La fotografía no podía ser más elocuente: desamparo, indefensión, miedo. Y, claro, un atroz brillo de demencia en el verdor de los ojos, la sombra del desvelo en las ojeras, la arruga que surca la frente bajo un mechón que jamás volverá a someterse a un cepillo, los labios apretados sobre la contrariedad suprema y sobre la perplejidad que supuso posar para esa lente y ese flash implacables: la astronauta Lisa Nowak, arrestada y fichada tras haber enloquecido de amor. (Lo natural, desde luego, ha sido acompañar esa foto con otra donde la cabellera resplandece, la sonrisa de dientes grandes y recios se despliega como si fuera a ser eterna, las cejas son un horizonte en calma y no las olas encrespadas de la desesperación: la foto delante de la bandera, con el uniforme anaranjado y con el casco espacial momentos antes de encerrar esa cabecita loca para que aborde el Discovery: la foto heroica que se hace a cada ser humano que está por viajar más allá de la estratósfera).
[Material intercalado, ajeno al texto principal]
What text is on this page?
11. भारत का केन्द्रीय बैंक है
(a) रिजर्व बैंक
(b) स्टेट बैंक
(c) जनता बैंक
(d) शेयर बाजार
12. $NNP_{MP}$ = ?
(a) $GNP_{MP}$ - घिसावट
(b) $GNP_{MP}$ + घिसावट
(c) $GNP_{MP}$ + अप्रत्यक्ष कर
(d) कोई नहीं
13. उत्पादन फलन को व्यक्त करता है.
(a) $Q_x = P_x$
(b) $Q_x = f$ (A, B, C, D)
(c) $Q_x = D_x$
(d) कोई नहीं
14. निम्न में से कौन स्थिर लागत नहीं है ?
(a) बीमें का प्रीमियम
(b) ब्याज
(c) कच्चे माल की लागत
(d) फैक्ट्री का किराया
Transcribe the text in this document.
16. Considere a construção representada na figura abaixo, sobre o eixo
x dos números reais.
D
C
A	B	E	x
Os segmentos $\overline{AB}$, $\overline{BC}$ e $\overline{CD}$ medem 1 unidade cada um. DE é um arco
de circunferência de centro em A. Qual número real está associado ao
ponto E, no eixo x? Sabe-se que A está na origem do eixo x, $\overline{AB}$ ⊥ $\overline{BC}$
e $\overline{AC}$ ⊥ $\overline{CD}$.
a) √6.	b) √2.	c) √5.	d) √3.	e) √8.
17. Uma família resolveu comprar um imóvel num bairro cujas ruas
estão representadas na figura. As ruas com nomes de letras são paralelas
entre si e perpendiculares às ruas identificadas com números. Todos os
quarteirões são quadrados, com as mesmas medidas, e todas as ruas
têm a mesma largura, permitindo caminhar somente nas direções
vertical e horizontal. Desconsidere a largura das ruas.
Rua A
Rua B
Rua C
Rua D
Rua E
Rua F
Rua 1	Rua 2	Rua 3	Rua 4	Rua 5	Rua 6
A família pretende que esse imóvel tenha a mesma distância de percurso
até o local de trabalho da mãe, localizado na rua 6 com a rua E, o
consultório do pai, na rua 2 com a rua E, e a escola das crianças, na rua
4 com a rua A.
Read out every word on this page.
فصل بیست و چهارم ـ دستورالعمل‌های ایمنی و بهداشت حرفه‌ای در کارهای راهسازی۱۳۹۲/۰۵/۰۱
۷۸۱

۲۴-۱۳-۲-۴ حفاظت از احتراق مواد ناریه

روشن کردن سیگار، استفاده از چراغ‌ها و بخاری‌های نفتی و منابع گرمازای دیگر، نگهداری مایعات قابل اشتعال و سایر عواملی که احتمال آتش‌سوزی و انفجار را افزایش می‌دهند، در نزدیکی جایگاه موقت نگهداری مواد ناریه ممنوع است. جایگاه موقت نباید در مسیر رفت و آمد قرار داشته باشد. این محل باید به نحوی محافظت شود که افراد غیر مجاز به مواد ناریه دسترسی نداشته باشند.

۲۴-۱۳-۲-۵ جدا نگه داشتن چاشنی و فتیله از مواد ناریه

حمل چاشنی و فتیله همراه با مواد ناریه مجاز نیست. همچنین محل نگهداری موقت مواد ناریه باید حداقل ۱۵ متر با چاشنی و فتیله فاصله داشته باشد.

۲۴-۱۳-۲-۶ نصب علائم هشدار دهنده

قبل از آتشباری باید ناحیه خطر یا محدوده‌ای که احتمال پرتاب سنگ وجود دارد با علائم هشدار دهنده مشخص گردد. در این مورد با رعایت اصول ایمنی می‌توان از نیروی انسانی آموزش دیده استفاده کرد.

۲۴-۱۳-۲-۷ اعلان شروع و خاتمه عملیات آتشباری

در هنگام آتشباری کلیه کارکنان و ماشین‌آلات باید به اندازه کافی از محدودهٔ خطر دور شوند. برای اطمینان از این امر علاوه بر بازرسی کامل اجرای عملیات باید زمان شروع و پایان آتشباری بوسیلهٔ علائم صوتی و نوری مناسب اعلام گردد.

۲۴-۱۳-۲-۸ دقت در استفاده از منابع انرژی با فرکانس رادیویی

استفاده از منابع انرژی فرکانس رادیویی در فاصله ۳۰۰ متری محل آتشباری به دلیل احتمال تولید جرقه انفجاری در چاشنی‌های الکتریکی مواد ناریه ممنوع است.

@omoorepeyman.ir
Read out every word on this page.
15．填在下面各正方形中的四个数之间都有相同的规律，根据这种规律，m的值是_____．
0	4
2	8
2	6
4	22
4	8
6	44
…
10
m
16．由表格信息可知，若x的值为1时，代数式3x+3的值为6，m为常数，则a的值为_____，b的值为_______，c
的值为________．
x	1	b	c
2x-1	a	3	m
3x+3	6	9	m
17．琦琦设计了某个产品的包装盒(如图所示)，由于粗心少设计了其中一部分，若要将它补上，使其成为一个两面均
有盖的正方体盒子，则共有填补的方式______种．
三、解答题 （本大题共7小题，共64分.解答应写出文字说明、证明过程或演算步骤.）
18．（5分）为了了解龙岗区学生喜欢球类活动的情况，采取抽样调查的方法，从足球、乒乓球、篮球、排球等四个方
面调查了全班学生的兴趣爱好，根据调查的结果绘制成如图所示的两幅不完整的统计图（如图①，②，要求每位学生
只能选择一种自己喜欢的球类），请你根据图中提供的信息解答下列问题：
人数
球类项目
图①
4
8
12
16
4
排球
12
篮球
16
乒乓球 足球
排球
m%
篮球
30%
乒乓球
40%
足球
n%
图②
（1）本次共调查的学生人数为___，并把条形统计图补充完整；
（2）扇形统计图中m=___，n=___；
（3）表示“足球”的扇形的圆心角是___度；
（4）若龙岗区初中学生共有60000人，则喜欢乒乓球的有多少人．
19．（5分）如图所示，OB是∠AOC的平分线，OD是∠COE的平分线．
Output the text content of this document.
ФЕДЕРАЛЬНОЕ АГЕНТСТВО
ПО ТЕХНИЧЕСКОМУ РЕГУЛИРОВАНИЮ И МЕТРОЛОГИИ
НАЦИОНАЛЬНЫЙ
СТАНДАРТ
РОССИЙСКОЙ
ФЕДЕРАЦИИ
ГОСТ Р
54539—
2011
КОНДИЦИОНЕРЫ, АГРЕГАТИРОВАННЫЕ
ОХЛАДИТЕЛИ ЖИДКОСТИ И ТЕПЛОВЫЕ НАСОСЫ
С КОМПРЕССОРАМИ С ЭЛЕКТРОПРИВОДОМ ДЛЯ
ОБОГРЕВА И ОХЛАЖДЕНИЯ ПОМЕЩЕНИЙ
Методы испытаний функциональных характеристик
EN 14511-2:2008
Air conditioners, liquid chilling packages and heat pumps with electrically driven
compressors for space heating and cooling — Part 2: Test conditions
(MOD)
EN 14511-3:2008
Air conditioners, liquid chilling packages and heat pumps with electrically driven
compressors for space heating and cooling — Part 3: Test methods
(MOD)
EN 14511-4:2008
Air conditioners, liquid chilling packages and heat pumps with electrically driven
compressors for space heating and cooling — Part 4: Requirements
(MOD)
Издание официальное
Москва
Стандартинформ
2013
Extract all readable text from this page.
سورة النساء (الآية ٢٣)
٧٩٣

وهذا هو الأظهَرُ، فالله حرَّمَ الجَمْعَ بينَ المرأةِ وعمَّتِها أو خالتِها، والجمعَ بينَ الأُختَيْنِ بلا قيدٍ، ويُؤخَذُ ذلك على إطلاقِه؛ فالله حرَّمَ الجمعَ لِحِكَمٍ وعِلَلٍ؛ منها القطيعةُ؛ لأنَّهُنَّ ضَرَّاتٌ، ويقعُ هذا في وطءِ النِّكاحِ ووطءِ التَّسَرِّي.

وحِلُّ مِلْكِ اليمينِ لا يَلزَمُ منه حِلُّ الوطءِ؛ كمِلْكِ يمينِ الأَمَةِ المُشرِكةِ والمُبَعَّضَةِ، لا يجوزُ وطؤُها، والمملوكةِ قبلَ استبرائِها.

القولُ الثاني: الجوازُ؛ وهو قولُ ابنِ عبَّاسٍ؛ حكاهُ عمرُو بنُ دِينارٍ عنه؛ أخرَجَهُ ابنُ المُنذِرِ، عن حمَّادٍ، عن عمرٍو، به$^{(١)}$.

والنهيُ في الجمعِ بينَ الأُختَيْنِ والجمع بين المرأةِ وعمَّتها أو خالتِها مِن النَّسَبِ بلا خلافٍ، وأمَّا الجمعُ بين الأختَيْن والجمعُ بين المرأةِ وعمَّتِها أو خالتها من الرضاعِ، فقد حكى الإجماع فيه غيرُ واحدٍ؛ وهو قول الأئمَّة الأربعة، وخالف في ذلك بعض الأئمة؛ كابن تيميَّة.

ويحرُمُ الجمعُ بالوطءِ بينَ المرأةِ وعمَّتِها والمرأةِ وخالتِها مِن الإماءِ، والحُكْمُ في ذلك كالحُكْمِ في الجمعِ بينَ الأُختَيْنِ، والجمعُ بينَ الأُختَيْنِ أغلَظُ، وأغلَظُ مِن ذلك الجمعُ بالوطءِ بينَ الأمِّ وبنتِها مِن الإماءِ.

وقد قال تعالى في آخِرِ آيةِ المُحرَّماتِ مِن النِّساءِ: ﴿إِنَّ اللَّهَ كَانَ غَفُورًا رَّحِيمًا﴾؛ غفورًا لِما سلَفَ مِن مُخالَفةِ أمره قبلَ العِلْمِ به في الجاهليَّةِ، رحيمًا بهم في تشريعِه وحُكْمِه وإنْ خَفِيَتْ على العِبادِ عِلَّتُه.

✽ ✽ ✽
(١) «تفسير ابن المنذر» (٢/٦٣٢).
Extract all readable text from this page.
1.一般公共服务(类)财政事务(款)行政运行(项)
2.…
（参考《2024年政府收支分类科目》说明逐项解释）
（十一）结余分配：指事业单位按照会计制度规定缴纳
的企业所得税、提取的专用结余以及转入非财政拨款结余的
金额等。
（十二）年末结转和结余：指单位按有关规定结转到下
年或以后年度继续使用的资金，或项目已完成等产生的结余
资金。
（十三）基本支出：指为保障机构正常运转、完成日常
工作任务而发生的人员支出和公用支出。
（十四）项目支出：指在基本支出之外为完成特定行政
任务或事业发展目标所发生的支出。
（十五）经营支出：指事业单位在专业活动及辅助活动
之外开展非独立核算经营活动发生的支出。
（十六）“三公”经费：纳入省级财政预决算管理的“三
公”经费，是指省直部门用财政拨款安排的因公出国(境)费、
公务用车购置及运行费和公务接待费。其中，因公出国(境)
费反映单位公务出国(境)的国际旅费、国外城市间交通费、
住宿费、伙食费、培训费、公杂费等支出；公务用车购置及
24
El último accidente de la accidentada «carrera espacial», pese a haber tenido lugar en tierra, ha sido tan espectacular como el estallido más desastroso de cualquier artefacto para cuyo lanzamiento se hubieran invertido millones de dólares. El vuelo vertiginoso de una mujer iracunda rumbo a la venganza no es menos impresionante que el trazo luminoso de un cohete por el firmamento. Claro, hay detalles que afean la empresa de Nowak: se ha dicho que tenía tal prisa por devorar las 900 millas hasta el destino de su misión —rociar a su rival con gas mostaza— que para ello iba provista de pañales con tal de no detenerse. El dato, además de ser poco elegante, y más bien repulsivo, es completamente inverosímil, por fascinante que pueda resultar para la prensa sensacionalista: como preguntaba el otro día el presentador David Letterman, ¿qué coche puede recorrer esa distancia sin recargar gasolina? Sin embargo, si dejamos a un lado el cargante afán de precisión, lo cierto es que los viajeros estelares también suelen llevar pañales, o algún adminículo que sirva al mismo efecto, y Nowak en todo caso no habría hecho más que poner en práctica algo de lo que aprendió en la NASA. También es admirable su determinación, digna del mejor soldado de los Estados Unidos: suéltenle una docena de deschavetadas como ella a Bin Laden y verán cómo no sólo dan con él, sino que lo rostizan con saña ejemplar. (El atentado, además, ocurrió en Orlando: qué mejor escenario para esta versión femenina de Orlando Furioso).
No deja de ser amargoso el entusiasmo con que los medios se han deleitado en comentar el tema: titulares como «Astro-nut» («astro-chiflada», pongamos) o «Lust in Space» («Lujuria en el espacio», por aquella serie que se llamaba Lost in Space: Perdidos en el Espacio), y sonseras por el estilo. Otro presentador-chistoso, Jay Leno, lo abordó en su programa diario con impecable eficacia: «Houston, we have a problem!». En fin, qué historia triste. Y más cuando ya se acerca San Valentín, caray.

Publicado en la columna «La menor importancia», en Mural, el 9 de febrero de 2007.